Alessandro Giacomini

C’è chi gioca a fare Dio con la vita delle donne, l’attuale caso di Catania è emblematico, e ancora una volta sarà la magistratura a dover indagare e decidere se l’obiezione di coscienza deve prevalere sulla vita della donna.

Si potrebbe obiettare che Catania non è il Trentino e che un caso del genere non potrebbe mai succedere nella nostra terra; invece no, sarebbe un errore di valutazione. Ad esempio, l’obiezione di coscienza presso il presidio di Tione (ma pure in altre strutture trentine) ha raggiunto ormai livelli insostenibili: tutti i medici ginecologi sono obiettori di coscienza sulla pratica legale dell’interruzione volontaria di gravidanza, dunque, queste strutture hanno svuotato la legge 194 e con essa il diritto di abortire magari per una violenza subita.

Capita che questi presìdi sanitari non abbiano nel proprio organico almeno un medico predisposto all’interruzione volontaria di gravidanza, anche se costoro sono dipendenti pubblici, esercitano in una struttura pubblica, in una regione cosiddetta laica e vengono pagati con i soldi di tutti i contribuenti Trentini.

È inaccettabile che in presenza di una legge che legalizza l’aborto da ben 40 anni, in un presidio ospedaliero pubblico non ci sia nessun medico non obiettore; in questo caso, deve essere privilegiato il diritto della donna che chiede di abortire, oppure il diritto dell’obiettore? Forse sarebbe opportuno attivarsi e analizzare la problematica prima che lo stesso ospedale sia citato davanti alla Corte europea dei diritti dell’uomo.

Ora, per quale motivo si obietta? Ovviamente l’obiezione dovrebbe dipendere dai principi cattolici del medico e la stessa obiezione è tutelata dalla legge vigente. Immaginiamo però una persona che scelga volontariamente di intraprendere la carriera militare, che venga formata a spese dello Stato, remunerata dallo Stato come soldato dell’esercito, ma che, quando si tratta di combattere, si tiri indietro in quanto obiettore di coscienza. Viene spontaneo domandarsi: ma non poteva pensarci prima?

La legge sulla interruzione volontaria di gravidanza ha quarant’anni, un ginecologo è dunque consapevole di questa legge ormai vetusta, e dunque avrebbe potuto specializzarsi, post legge del 1978, in qualche altro ramo della medicina.
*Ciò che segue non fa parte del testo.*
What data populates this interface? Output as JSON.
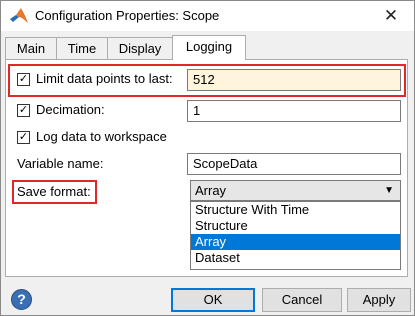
{
  "window": {
    "title": "Configuration Properties: Scope",
    "close_glyph": "✕"
  },
  "tabs": [
    {
      "label": "Main"
    },
    {
      "label": "Time"
    },
    {
      "label": "Display"
    },
    {
      "label": "Logging"
    }
  ],
  "active_tab": "Logging",
  "logging": {
    "limit_points": {
      "label": "Limit data points to last:",
      "checked": true,
      "value": "512"
    },
    "decimation": {
      "label": "Decimation:",
      "checked": true,
      "value": "1"
    },
    "log_to_workspace": {
      "label": "Log data to workspace",
      "checked": true
    },
    "variable_name": {
      "label": "Variable name:",
      "value": "ScopeData"
    },
    "save_format": {
      "label": "Save format:",
      "selected": "Array",
      "options": [
        "Structure With Time",
        "Structure",
        "Array",
        "Dataset"
      ]
    }
  },
  "buttons": {
    "ok": "OK",
    "cancel": "Cancel",
    "apply": "Apply",
    "help_glyph": "?"
  },
  "checkmark": "✓",
  "dropdown_arrow": "▼",
  "colors": {
    "highlight_box": "#e02828",
    "selection": "#0078d7",
    "active_field_bg": "#fff4dc"
  }
}
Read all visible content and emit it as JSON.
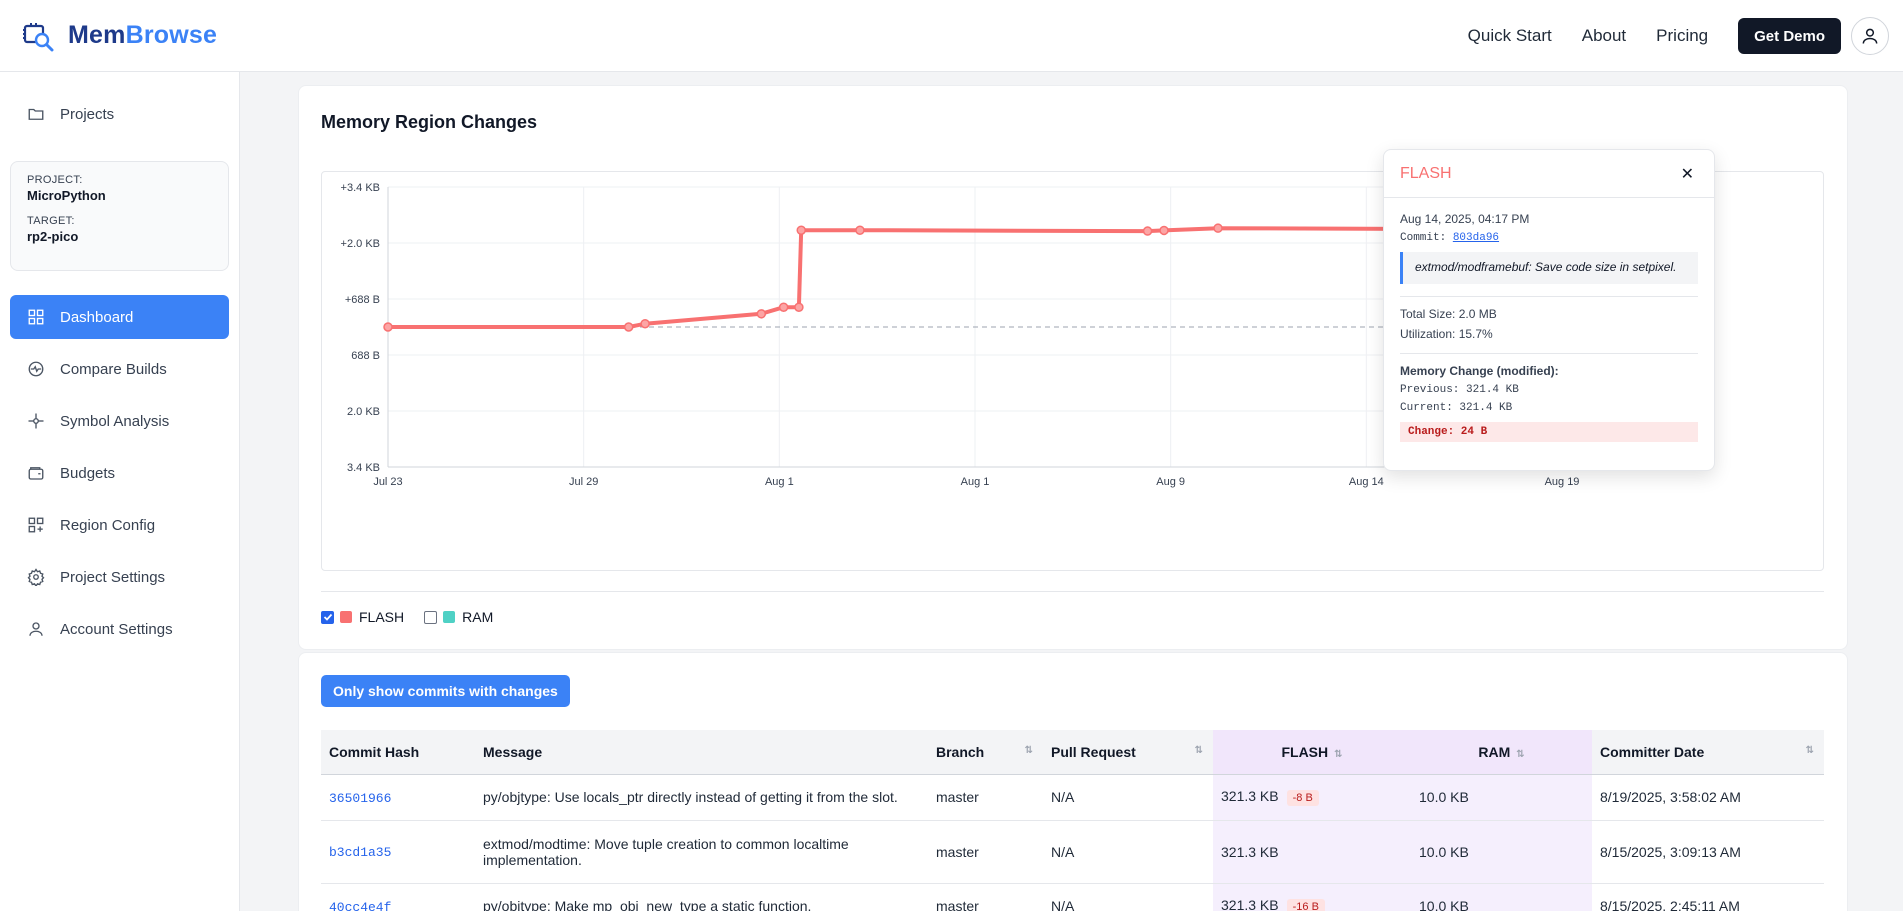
{
  "header": {
    "brand_first": "Mem",
    "brand_second": "Browse",
    "nav": [
      "Quick Start",
      "About",
      "Pricing"
    ],
    "demo_button": "Get Demo"
  },
  "sidebar": {
    "projects_label": "Projects",
    "project_label": "PROJECT:",
    "project_value": "MicroPython",
    "target_label": "TARGET:",
    "target_value": "rp2-pico",
    "items": [
      {
        "label": "Dashboard",
        "icon": "dashboard-icon",
        "active": true
      },
      {
        "label": "Compare Builds",
        "icon": "compare-icon"
      },
      {
        "label": "Symbol Analysis",
        "icon": "symbol-icon"
      },
      {
        "label": "Budgets",
        "icon": "wallet-icon"
      },
      {
        "label": "Region Config",
        "icon": "region-config-icon"
      },
      {
        "label": "Project Settings",
        "icon": "gear-icon"
      },
      {
        "label": "Account Settings",
        "icon": "user-icon"
      }
    ]
  },
  "chart_data": {
    "type": "line",
    "title": "Memory Region Changes",
    "y_ticks": [
      "+3.4 KB",
      "+2.0 KB",
      "+688 B",
      "688 B",
      "2.0 KB",
      "3.4 KB"
    ],
    "x_ticks": [
      "Jul 23",
      "Jul 29",
      "Aug 1",
      "Aug 1",
      "Aug 9",
      "Aug 14",
      "Aug 19"
    ],
    "series": [
      {
        "name": "FLASH",
        "color": "#f87171",
        "points": [
          {
            "x": "Jul 23",
            "y": 0
          },
          {
            "x": "Jul 30",
            "y": 0
          },
          {
            "x": "Jul 31",
            "y": 80
          },
          {
            "x": "Aug 1a",
            "y": 320
          },
          {
            "x": "Aug 1b",
            "y": 480
          },
          {
            "x": "Aug 1c",
            "y": 480
          },
          {
            "x": "Aug 1d",
            "y": 2350
          },
          {
            "x": "Aug 2",
            "y": 2350
          },
          {
            "x": "Aug 8",
            "y": 2330
          },
          {
            "x": "Aug 9",
            "y": 2345
          },
          {
            "x": "Aug 10",
            "y": 2400
          },
          {
            "x": "Aug 19",
            "y": 2370
          }
        ]
      },
      {
        "name": "RAM",
        "color": "#4fd1c5",
        "points": []
      }
    ],
    "legend": [
      {
        "name": "FLASH",
        "checked": true,
        "color": "#f87171"
      },
      {
        "name": "RAM",
        "checked": false,
        "color": "#4fd1c5"
      }
    ]
  },
  "tooltip": {
    "title": "FLASH",
    "date": "Aug 14, 2025, 04:17 PM",
    "commit_label": "Commit:",
    "commit_hash": "803da96",
    "message": "extmod/modframebuf: Save code size in setpixel.",
    "total_size": "Total Size: 2.0 MB",
    "utilization": "Utilization: 15.7%",
    "change_heading": "Memory Change (modified):",
    "previous": "Previous: 321.4 KB",
    "current": "Current: 321.4 KB",
    "change": "Change: 24 B"
  },
  "table": {
    "filter_button": "Only show commits with changes",
    "headers": [
      "Commit Hash",
      "Message",
      "Branch",
      "Pull Request",
      "FLASH",
      "RAM",
      "Committer Date"
    ],
    "rows": [
      {
        "hash": "36501966",
        "message": "py/objtype: Use locals_ptr directly instead of getting it from the slot.",
        "branch": "master",
        "pr": "N/A",
        "flash": "321.3 KB",
        "flash_delta": "-8 B",
        "ram": "10.0 KB",
        "date": "8/19/2025, 3:58:02 AM"
      },
      {
        "hash": "b3cd1a35",
        "message": "extmod/modtime: Move tuple creation to common localtime implementation.",
        "branch": "master",
        "pr": "N/A",
        "flash": "321.3 KB",
        "flash_delta": "",
        "ram": "10.0 KB",
        "date": "8/15/2025, 3:09:13 AM"
      },
      {
        "hash": "40cc4e4f",
        "message": "py/objtype: Make mp_obj_new_type a static function.",
        "branch": "master",
        "pr": "N/A",
        "flash": "321.3 KB",
        "flash_delta": "-16 B",
        "ram": "10.0 KB",
        "date": "8/15/2025, 2:45:11 AM"
      }
    ]
  }
}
In tal modo il problema sarebbe stato risolto: il medico fedele alla propria coscienza e al contempo rispettata la legittima richiesta della paziente.

Va allora accettato anche un medico musulmano che si rifiuti di curare una persona dell’altro sesso? O un medico testimone di Geova che si rifiuta di fare una trasfusione urgente e per colpa delle sue convinzioni lascerebbe morire un paziente dissanguato?

Non è forse miracoloso vedere cattolici che da una parte urlano che gli immigrati devono adattarsi alle nostre leggi e usanze e dall’altra rivendicano per se stessi l’obiezione di coscienza?

Forse, rimane una sola via percorribile, quella del reclutamento selettivo di medici non obiettori per integrare il vuoto, magari con bandi pubblici con la specifica di non obiettore.

Attendiamo una decisa presa di posizione dall’assessore alla Sanità Luca Zeni, per risolvere quanto prima questo diritto negato, perché nessun organo della Provincia di Trento può incidere in maniera pregiudizievole e comprimere i diritti assoluti, ma soprattutto bisogna interrompere questa guerra basata sulla misoginia, perché la decisione di avere un figlio è personale e libera: ogni donna deve poter scegliere liberamente se e quando diventare madre .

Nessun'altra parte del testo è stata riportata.